A few years ago, I watched the movie Groundhog Day. In it, the lead character played by Bill Murray was stuck in a time warp and subjected to repeating one day of his life over and over until he learned some basic lessons. Over the past years, we've been living our own High-Tech Groundhog Day. But what are the lessons we must learn?
The first lesson: Don't get carried away in the good times and don't give up on the future in bad times; the market will come back.
The second lesson: Just as lightning never strikes in the same place twice, the next boom never comes in the same place as the last. Where will the next boom be? Like most, I don't know for sure, but there is one thing that I am sure of. During the downturn, the most important thing we must do is to place our bets on the next upturn.
The last and most obvious lesson: Don't run out of cash. The best investments and most important decisions are made during downturns. But you have to survive the downturn to make those decisions count.

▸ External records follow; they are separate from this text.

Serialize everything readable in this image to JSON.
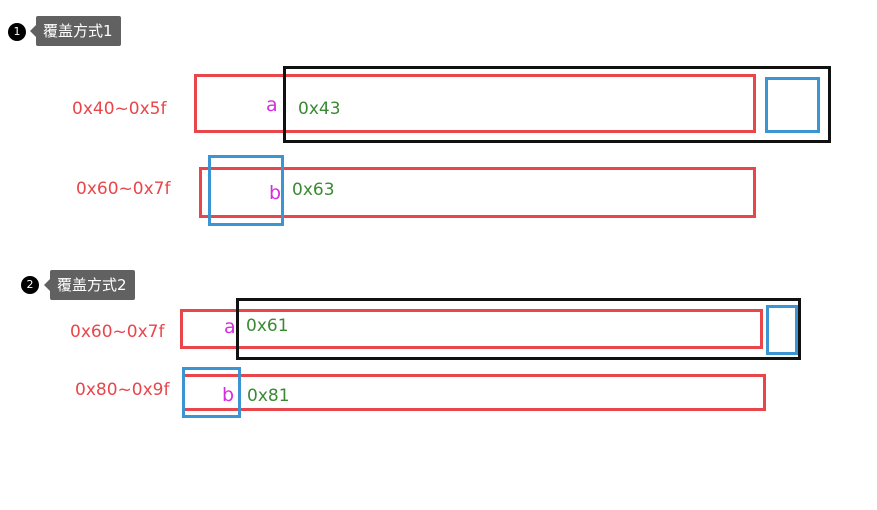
{
  "section1": {
    "number": "1",
    "title": "覆盖方式1",
    "row1": {
      "range": "0x40~0x5f",
      "letter": "a",
      "value": "0x43"
    },
    "row2": {
      "range": "0x60~0x7f",
      "letter": "b",
      "value": "0x63"
    }
  },
  "section2": {
    "number": "2",
    "title": "覆盖方式2",
    "row1": {
      "range": "0x60~0x7f",
      "letter": "a",
      "value": "0x61"
    },
    "row2": {
      "range": "0x80~0x9f",
      "letter": "b",
      "value": "0x81"
    }
  },
  "colors": {
    "red": "#e8464b",
    "black": "#111111",
    "blue": "#3b95d2",
    "magenta": "#d52de0",
    "green": "#3a8a34",
    "tag_bg": "#616161"
  }
}
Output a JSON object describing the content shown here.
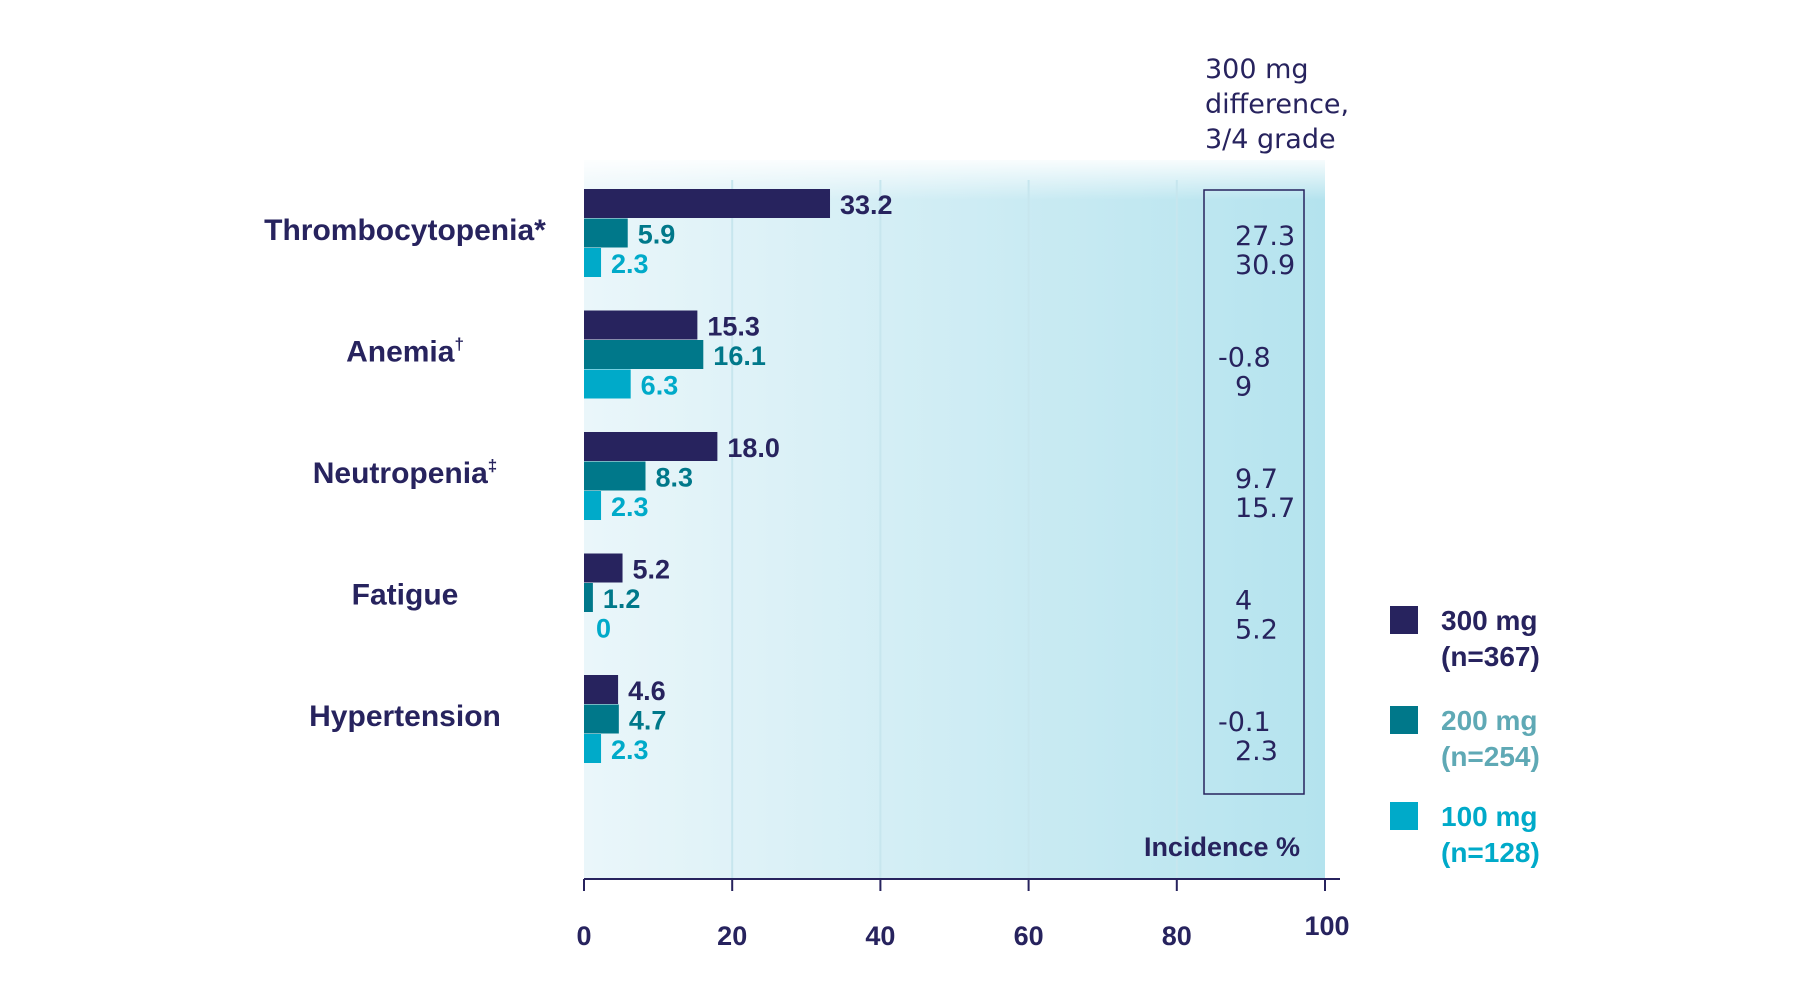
{
  "chart_data": {
    "type": "bar",
    "orientation": "horizontal",
    "categories": [
      "Thrombocytopenia*",
      "Anemia†",
      "Neutropenia‡",
      "Fatigue",
      "Hypertension"
    ],
    "series": [
      {
        "name": "300 mg\n(n=367)",
        "legend_lines": [
          "300 mg",
          "(n=367)"
        ],
        "color": "#27235e",
        "values": [
          33.2,
          15.3,
          18.0,
          5.2,
          4.6
        ],
        "labels": [
          "33.2",
          "15.3",
          "18.0",
          "5.2",
          "4.6"
        ]
      },
      {
        "name": "200 mg\n(n=254)",
        "legend_lines": [
          "200 mg",
          "(n=254)"
        ],
        "color": "#00788a",
        "legend_text_color": "#5fa9b5",
        "values": [
          5.9,
          16.1,
          8.3,
          1.2,
          4.7
        ],
        "labels": [
          "5.9",
          "16.1",
          "8.3",
          "1.2",
          "4.7"
        ]
      },
      {
        "name": "100 mg\n(n=128)",
        "legend_lines": [
          "100 mg",
          "(n=128)"
        ],
        "color": "#00aac9",
        "values": [
          2.3,
          6.3,
          2.3,
          0,
          2.3
        ],
        "labels": [
          "2.3",
          "6.3",
          "2.3",
          "0",
          "2.3"
        ]
      }
    ],
    "xlabel": "Incidence %",
    "xlim": [
      0,
      100
    ],
    "xticks": [
      "0",
      "20",
      "40",
      "60",
      "80",
      "100"
    ],
    "difference_header": [
      "300 mg",
      "difference,",
      "3/4 grade"
    ],
    "difference_values": [
      [
        "27.3",
        "30.9"
      ],
      [
        "-0.8",
        "9"
      ],
      [
        "9.7",
        "15.7"
      ],
      [
        "4",
        "5.2"
      ],
      [
        "-0.1",
        "2.3"
      ]
    ],
    "legend_position": "right",
    "grid": false
  }
}
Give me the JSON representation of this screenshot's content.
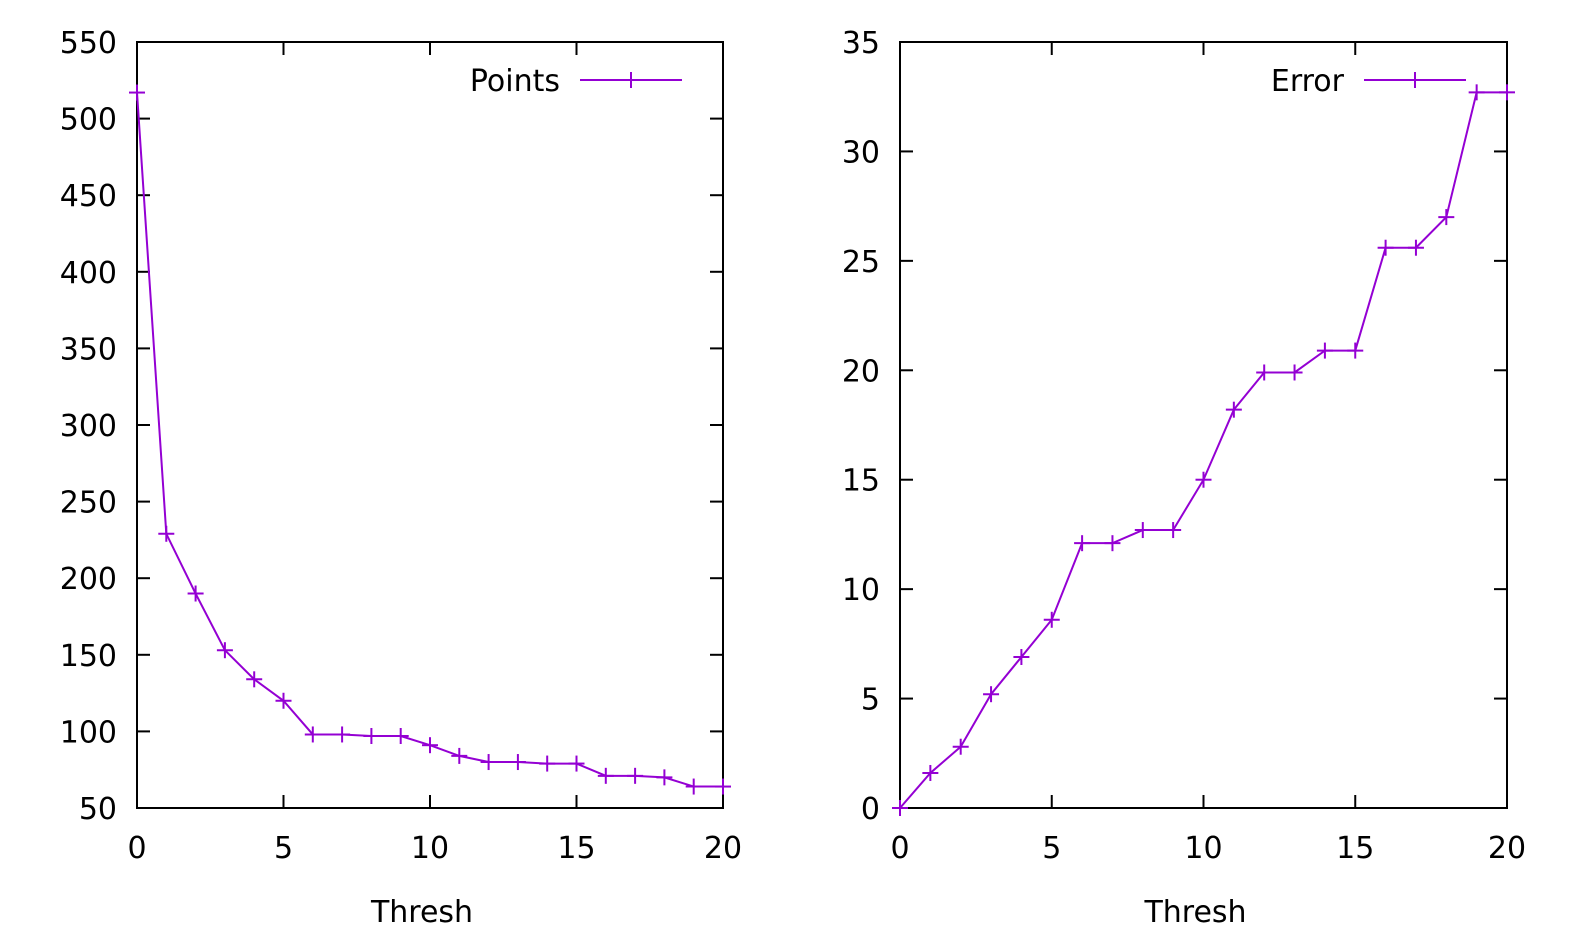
{
  "chart_data": [
    {
      "type": "line",
      "title": "",
      "xlabel": "Thresh",
      "ylabel": "",
      "xlim": [
        0,
        20
      ],
      "ylim": [
        50,
        550
      ],
      "xticks": [
        "0",
        "5",
        "10",
        "15",
        "20"
      ],
      "yticks": [
        "50",
        "100",
        "150",
        "200",
        "250",
        "300",
        "350",
        "400",
        "450",
        "500",
        "550"
      ],
      "grid": false,
      "legend_position": "top-right",
      "color": "#9400d3",
      "marker": "plus",
      "series": [
        {
          "name": "Points",
          "x": [
            0,
            1,
            2,
            3,
            4,
            5,
            6,
            7,
            8,
            9,
            10,
            11,
            12,
            13,
            14,
            15,
            16,
            17,
            18,
            19,
            20
          ],
          "values": [
            517,
            229,
            190,
            153,
            134,
            120,
            98,
            98,
            97,
            97,
            91,
            84,
            80,
            80,
            79,
            79,
            71,
            71,
            70,
            64,
            64
          ]
        }
      ]
    },
    {
      "type": "line",
      "title": "",
      "xlabel": "Thresh",
      "ylabel": "",
      "xlim": [
        0,
        20
      ],
      "ylim": [
        0,
        35
      ],
      "xticks": [
        "0",
        "5",
        "10",
        "15",
        "20"
      ],
      "yticks": [
        "0",
        "5",
        "10",
        "15",
        "20",
        "25",
        "30",
        "35"
      ],
      "grid": false,
      "legend_position": "top-right",
      "color": "#9400d3",
      "marker": "plus",
      "series": [
        {
          "name": "Error",
          "x": [
            0,
            1,
            2,
            3,
            4,
            5,
            6,
            7,
            8,
            9,
            10,
            11,
            12,
            13,
            14,
            15,
            16,
            17,
            18,
            19,
            20
          ],
          "values": [
            0,
            1.6,
            2.8,
            5.2,
            6.9,
            8.6,
            12.1,
            12.1,
            12.7,
            12.7,
            15.0,
            18.2,
            19.9,
            19.9,
            20.9,
            20.9,
            25.6,
            25.6,
            27.0,
            32.7,
            32.7
          ]
        }
      ]
    }
  ]
}
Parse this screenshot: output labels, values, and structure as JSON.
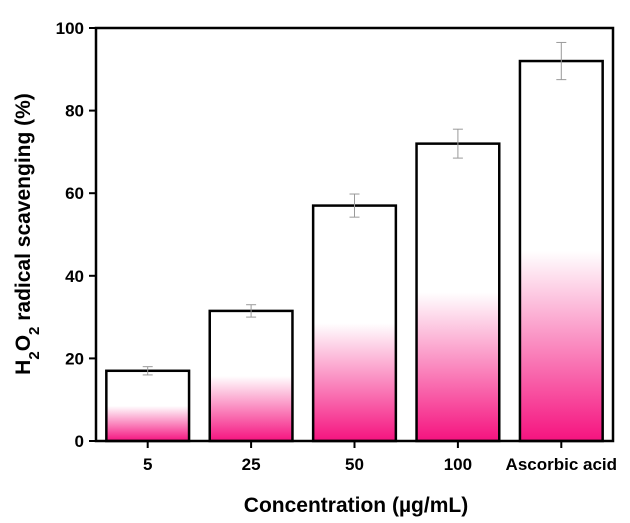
{
  "chart_data": {
    "type": "bar",
    "title": "",
    "xlabel": "Concentration (µg/mL)",
    "ylabel": {
      "prefix": "H",
      "sub1": "2",
      "mid": "O",
      "sub2": "2",
      "suffix": " radical scavenging (%)"
    },
    "categories": [
      "5",
      "25",
      "50",
      "100",
      "Ascorbic acid"
    ],
    "values": [
      17.0,
      31.5,
      57.0,
      72.0,
      92.0
    ],
    "errors": [
      1.0,
      1.5,
      2.8,
      3.5,
      4.5
    ],
    "ylim": [
      0,
      100
    ],
    "yticks": [
      0,
      20,
      40,
      60,
      80,
      100
    ],
    "grid": false,
    "legend": "none",
    "colors": {
      "bar_bottom": "#f5137f",
      "bar_top": "#ffffff",
      "error_bar": "#9a9a9a"
    }
  }
}
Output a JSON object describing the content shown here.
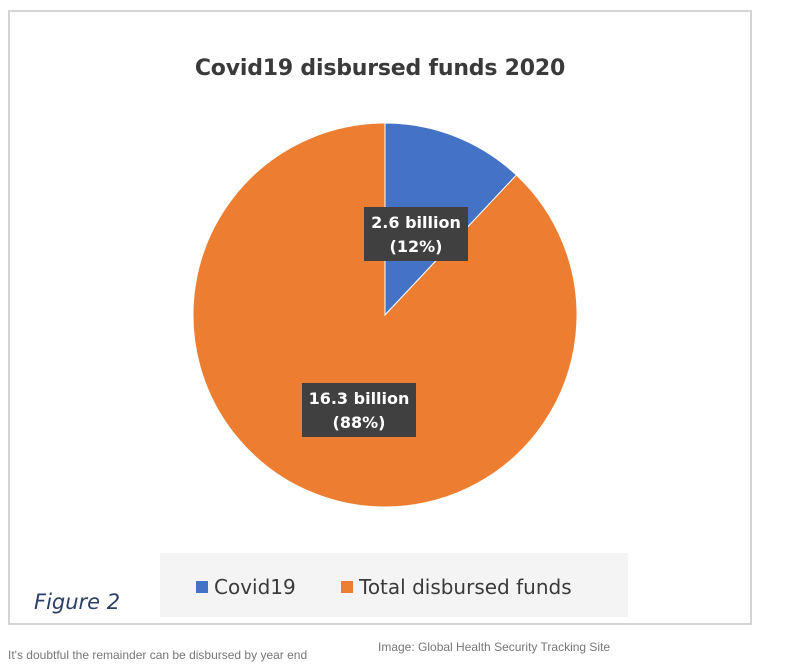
{
  "chart_data": {
    "type": "pie",
    "title": "Covid19 disbursed funds 2020",
    "slices": [
      {
        "name": "Covid19",
        "value": 12,
        "label_line1": "2.6 billion",
        "label_line2": "(12%)",
        "color": "#4472c4"
      },
      {
        "name": "Total disbursed funds",
        "value": 88,
        "label_line1": "16.3 billion",
        "label_line2": "(88%)",
        "color": "#ed7d31"
      }
    ],
    "legend_position": "bottom"
  },
  "figure_label": "Figure 2",
  "caption_left": "It's doubtful the remainder can be disbursed by year end",
  "caption_right": "Image: Global Health Security Tracking Site",
  "colors": {
    "frame_border": "#d4d4d4",
    "label_box": "#404040",
    "legend_band": "#f4f4f4"
  }
}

So, what's the right bet for the next upturn? For two decades, the holy grail of the PLD business has been speed, cost and density-build a faster, cheaper, bigger FPGA and the world would beat a path to your door. Today, we find that, for most common, commercial applications, most PLD manufacturers offer products that are big enough and fast enough to do the job. As a result, we've seen the emergence of a new set of criteria for choosing a PLD. While price remains a significant criterion, four new requirements have emerged: power, security, reliability and footprint. Increasingly, customers are demanding cost-effective FPGAs that offer greater security, lower power consumption, reduced board space and protection against firm errors.
To that end, we are seeing the resurgence of the $5 FPGA. For most of the last 30 years, semiconductor manufacturers have made a business selling products in the $5 to $10 region. Aided by the telecom hysteria of the late '90s, PLD vendors were exempted from this rule and were able to cash in selling many products with prices in the several-hundred-dollar region. Those days seem to be on the decline. This economy is forcing designers to look for solutions with ever-lower prices. At the same time, increasing ASIC tooling costs and time-to-market pressures force the choice of a programmable solution. The result? The emergence of the $5 FPGA as a mainstream market.
As an industry, we need to learn from history or we'll be stuck reliving these dog days. Here are the lessons as I see them: don't give up on the future, don't run out of cash and lightning never strikes in the same place twice. The next bolt? In my view, the $5 FPGA.